To these inquiries I have answered "No;" and added that, were I possessed of the knowledge of the exact day and hour when the trouble was to commence, under no circumstances would I reveal it.
The revolution is sure to come--it is on the way.--I leave the reader to guess when the storm will burst.
Please follow me below the mystic Kosian symbol so that I can brainwash you with a Manchurian synopsis and analysis of Morris's novel.
His writing cannot be mistaken for high art but that was not what he was aiming for. As he said in the original preface:
I ... launch my ship without worry as to its destination or as to its course. ...
The electric telegraph, the locomotive and the thousands of mechanical inventions which have come into use during the last quarter of this century have given dishonest men the opportunity to combine and associate themselves together into vast soulless corporations, or "trusts," which the laws based on the present Constitution are apparently powerless to control; while the same period of time has witnessed the graduation in the school of knavery and greed of a sordid horde of partisan politicians.

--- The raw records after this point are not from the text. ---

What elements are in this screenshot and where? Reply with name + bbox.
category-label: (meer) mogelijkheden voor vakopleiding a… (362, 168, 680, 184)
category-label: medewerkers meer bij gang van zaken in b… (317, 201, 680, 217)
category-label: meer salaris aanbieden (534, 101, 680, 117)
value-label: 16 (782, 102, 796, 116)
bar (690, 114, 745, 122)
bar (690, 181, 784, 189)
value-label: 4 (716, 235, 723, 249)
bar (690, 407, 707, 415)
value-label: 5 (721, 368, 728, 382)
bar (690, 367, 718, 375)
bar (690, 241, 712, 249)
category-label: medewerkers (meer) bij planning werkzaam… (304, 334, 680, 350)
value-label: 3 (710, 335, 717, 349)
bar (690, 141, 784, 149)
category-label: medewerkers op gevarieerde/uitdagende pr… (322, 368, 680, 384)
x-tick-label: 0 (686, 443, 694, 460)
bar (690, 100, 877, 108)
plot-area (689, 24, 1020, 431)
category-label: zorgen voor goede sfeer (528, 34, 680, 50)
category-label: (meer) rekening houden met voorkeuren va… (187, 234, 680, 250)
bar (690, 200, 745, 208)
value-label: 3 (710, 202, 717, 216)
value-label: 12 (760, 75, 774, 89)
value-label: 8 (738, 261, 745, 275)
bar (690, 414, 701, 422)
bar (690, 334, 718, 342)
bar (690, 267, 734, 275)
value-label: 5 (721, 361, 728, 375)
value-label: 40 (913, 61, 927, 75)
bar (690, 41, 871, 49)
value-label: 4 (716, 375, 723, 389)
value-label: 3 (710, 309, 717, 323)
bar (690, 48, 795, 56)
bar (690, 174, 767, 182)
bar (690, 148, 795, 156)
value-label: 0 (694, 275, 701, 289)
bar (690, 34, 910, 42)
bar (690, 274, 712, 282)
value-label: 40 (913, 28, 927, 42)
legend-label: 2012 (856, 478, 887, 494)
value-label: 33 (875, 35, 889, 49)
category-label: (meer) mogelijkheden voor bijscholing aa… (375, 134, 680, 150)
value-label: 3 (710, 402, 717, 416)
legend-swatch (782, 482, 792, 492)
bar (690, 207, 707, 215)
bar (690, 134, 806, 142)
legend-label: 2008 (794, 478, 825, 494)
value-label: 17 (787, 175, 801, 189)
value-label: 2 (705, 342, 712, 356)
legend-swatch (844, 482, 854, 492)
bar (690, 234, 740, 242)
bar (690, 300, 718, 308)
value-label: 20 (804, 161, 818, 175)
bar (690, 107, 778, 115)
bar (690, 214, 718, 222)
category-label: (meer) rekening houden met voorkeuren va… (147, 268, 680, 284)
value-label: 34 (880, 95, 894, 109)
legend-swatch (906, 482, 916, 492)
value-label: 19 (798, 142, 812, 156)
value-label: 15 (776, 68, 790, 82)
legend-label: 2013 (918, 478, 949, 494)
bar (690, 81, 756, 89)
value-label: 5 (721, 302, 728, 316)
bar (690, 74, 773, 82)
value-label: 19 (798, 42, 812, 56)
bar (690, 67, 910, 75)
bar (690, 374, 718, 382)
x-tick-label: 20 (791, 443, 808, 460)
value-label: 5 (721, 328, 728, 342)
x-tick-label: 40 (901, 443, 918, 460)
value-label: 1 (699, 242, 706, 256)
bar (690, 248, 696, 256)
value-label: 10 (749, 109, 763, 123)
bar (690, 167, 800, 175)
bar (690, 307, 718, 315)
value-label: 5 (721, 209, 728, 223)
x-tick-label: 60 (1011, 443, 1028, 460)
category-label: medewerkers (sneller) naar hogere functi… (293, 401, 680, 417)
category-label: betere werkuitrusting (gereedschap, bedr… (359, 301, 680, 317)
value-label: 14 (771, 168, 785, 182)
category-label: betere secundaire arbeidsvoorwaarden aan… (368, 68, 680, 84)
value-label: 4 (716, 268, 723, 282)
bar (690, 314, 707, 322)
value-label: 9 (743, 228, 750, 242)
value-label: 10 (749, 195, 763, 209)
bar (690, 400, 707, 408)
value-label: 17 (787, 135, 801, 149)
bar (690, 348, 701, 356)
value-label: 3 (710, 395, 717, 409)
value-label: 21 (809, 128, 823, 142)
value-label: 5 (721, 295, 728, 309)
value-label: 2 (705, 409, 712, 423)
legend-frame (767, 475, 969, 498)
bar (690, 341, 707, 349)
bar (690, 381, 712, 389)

Hence the necessity of a new Constitution under which laws may be enacted that shall be a bar to the continuation of the present evils, and under which the corrupt politician, when disposed to rob his country or its citizens, would be compelled to take the personal risk of a highwayman.
This book is written--it is submitted to the discriminating public without apology.
I launch my diary without apology. Please feel free to comment in the same spirit.